I am obligated to nack such a change to the tasks file since it would impact any
existing user space parsing of this file.

>
> If separate files make more sense, then we might need 2 extra tasks files to
> decouple closid and rmid, e.g. tasks_k_ctrl and task_k_mon. The task_k_mon would
> be in all CTRL_MON and MON groups and determine the rmid and tasks_k_ctrl just
> in a CTRL_MON group and determine a closid.

This is possible, yes.

>>>>> as single new file, kernel_group,per CTRL_MON group (maybe MON groups) as
>>>>> suggested above but rather than a task that file could hold a path to the
>>>>> CTRL_MON/MON group that provides the kernel configuraion for tasks running in
>>>>> that group. So that this can be transparent to existing software an empty string
>>>>
>>>> Something like this would force all tasks of a group to run with the same CLOSID/RMID
>>>> (PARTID/PMG) when in kernel space. This seems to restrict what the hardware supports
>>>> and may reduce the possible use case of this feature.
>>>>
>>>> For example,
>>>> - There may be a scenario where there is a set of tasks with a particular allocation
>>>> when running in user space but when in kernel these tasks benefit from different
>>>> allocations.
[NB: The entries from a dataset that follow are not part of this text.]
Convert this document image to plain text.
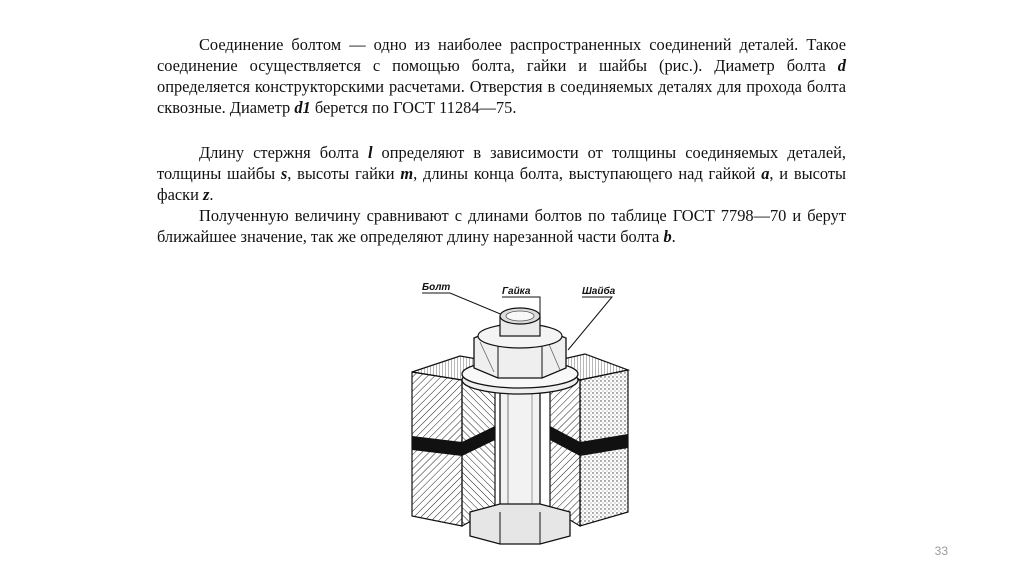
Соединение болтом — одно из наиболее распространенных соединений деталей. Такое соединение осуществляется с помощью болта, гайки и шайбы (рис.). Диаметр болта d определяется конструкторскими расчетами. Отверстия в соединяемых деталях для прохода болта сквозные. Диаметр d1 берется по ГОСТ 11284—75.

Длину стержня болта l определяют в зависимости от толщины соединяемых деталей, толщины шайбы s, высоты гайки m, длины конца болта, выступающего над гайкой a, и высоты фаски z.

Полученную величину сравнивают с длинами болтов по таблице ГОСТ 7798—70 и берут ближайшее значение, так же определяют длину нарезанной части болта b.

Болт	Гайка	Шайба
33
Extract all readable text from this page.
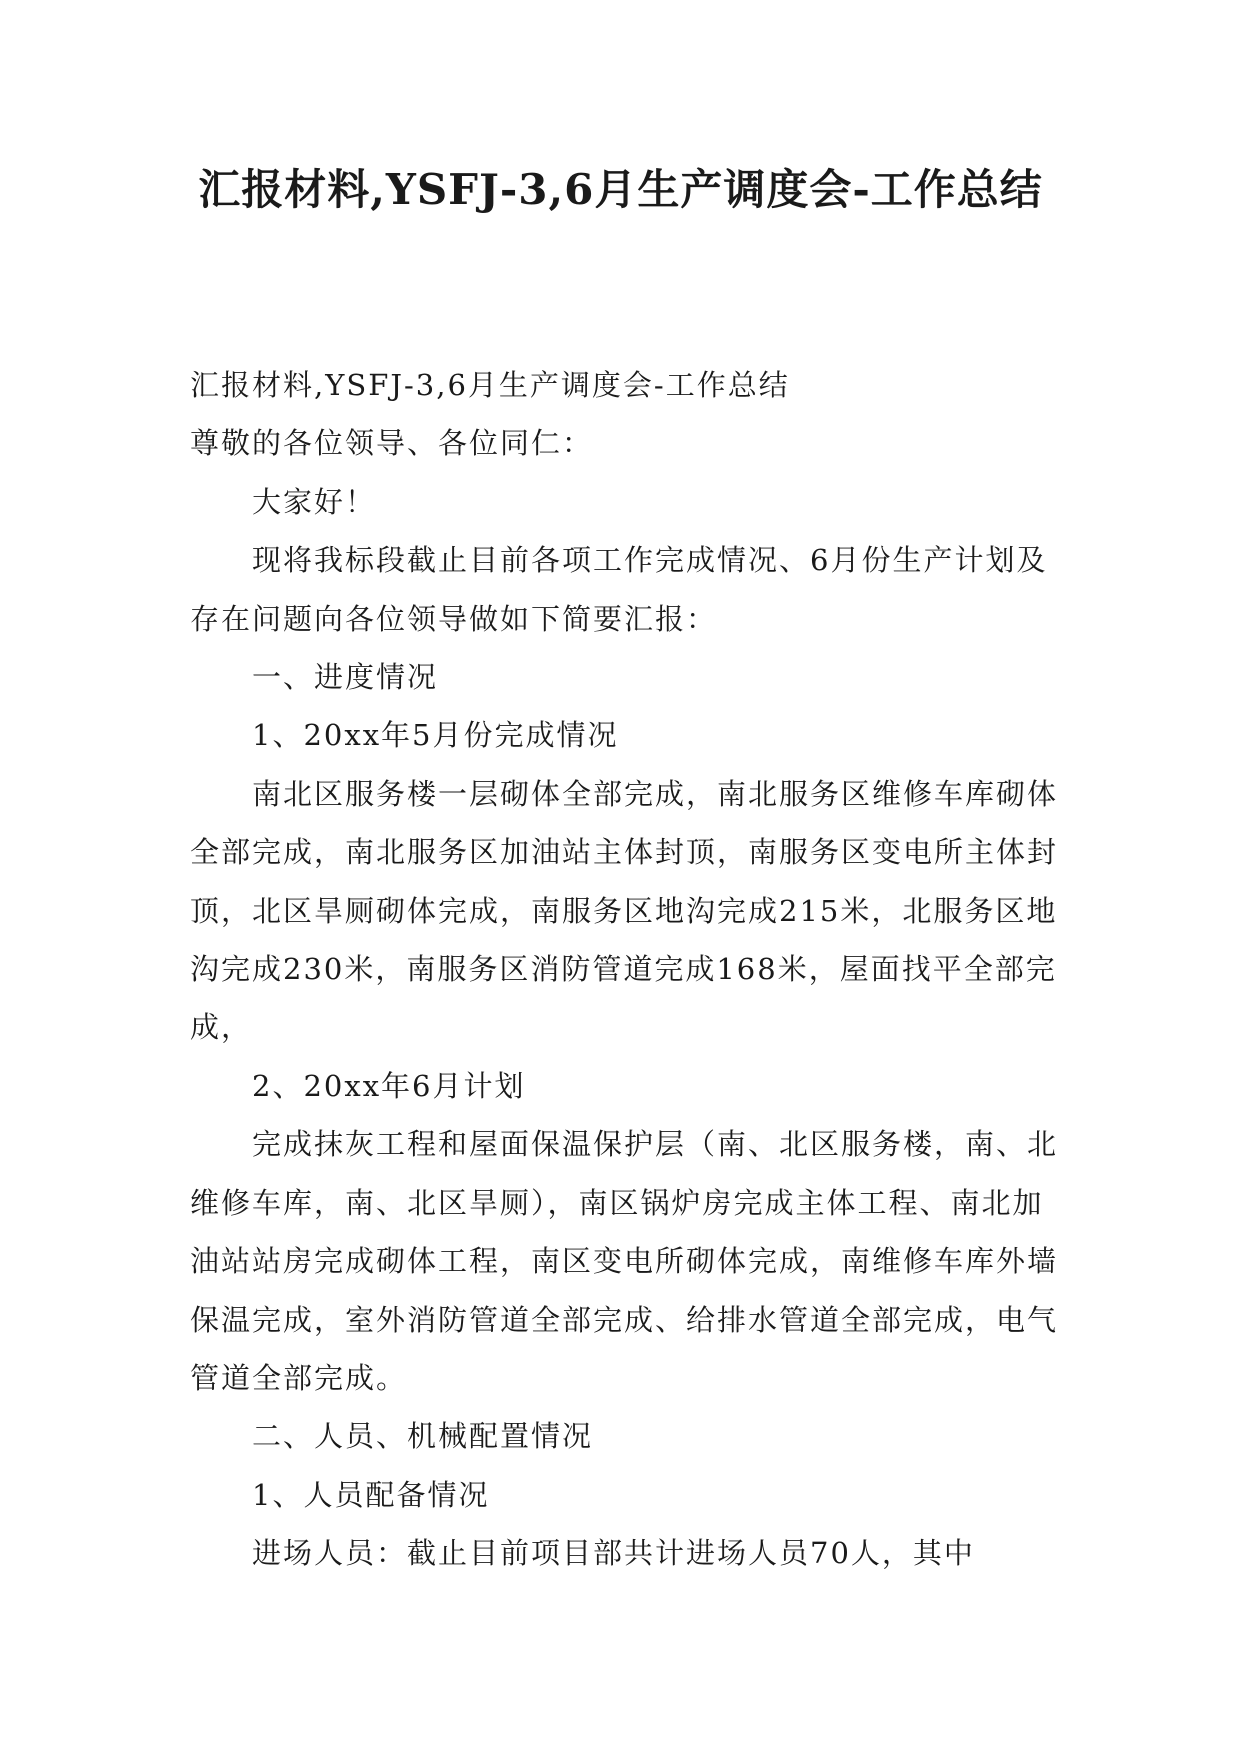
汇报材料,YSFJ-3,6月生产调度会-工作总结

汇报材料,YSFJ-3,6月生产调度会-工作总结

尊敬的各位领导、各位同仁：

大家好！

现将我标段截止目前各项工作完成情况、6月份生产计划及存在问题向各位领导做如下简要汇报：

一、进度情况

1、20xx年5月份完成情况

南北区服务楼一层砌体全部完成，南北服务区维修车库砌体全部完成，南北服务区加油站主体封顶，南服务区变电所主体封顶，北区旱厕砌体完成，南服务区地沟完成215米，北服务区地沟完成230米，南服务区消防管道完成168米，屋面找平全部完成，

2、20xx年6月计划

完成抹灰工程和屋面保温保护层（南、北区服务楼，南、北维修车库，南、北区旱厕），南区锅炉房完成主体工程、南北加油站站房完成砌体工程，南区变电所砌体完成，南维修车库外墙保温完成，室外消防管道全部完成、给排水管道全部完成，电气管道全部完成。

二、人员、机械配置情况

1、人员配备情况

进场人员：截止目前项目部共计进场人员70人，其中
Consider for example below arrangement where tasks 1, 2, and 3 run in
>>>> user space with allocations from resource_groupA. While these tasks are ok with this
>>>> allocation when in user space they have different requirements when it comes to
>>>> kernel space. There may be a resource_groupB that allocates a lot of resources ("high
>>>> priority") that task 1 should use for kernel work and a resource_groupC that allocates
>>>> fewer resources that tasks 2 and 3 should use for kernel work ("medium priority").
>>>>
>>>> resource_groupA:
>>>> schemata: <average allocations that work for tasks 1, 2, and 3 when in user space>
>>>> tasks when in user space: 1, 2, 3
>>>>
>>>> resource_groupB:
>>>> schemata: <high priority allocations>
>>>> tasks when in kernel space: 1
>>>>
>>>> resource_groupC:
>>>> schemata: <medium priority allocations>
>>>> tasks when in kernel space: 2, 3
>>>
>>> I'm not sure if this would happen in the real world or not.
>>
>> Ack. I would like to echo Tony's request for feedback from resctrl users
>> https://lore.kernel.org/lkml/aYzcpuG0PfUaTdqt@agluck-desk3/
>
> Indeed. This is all getting a bit complicated.
>

ack

Reinette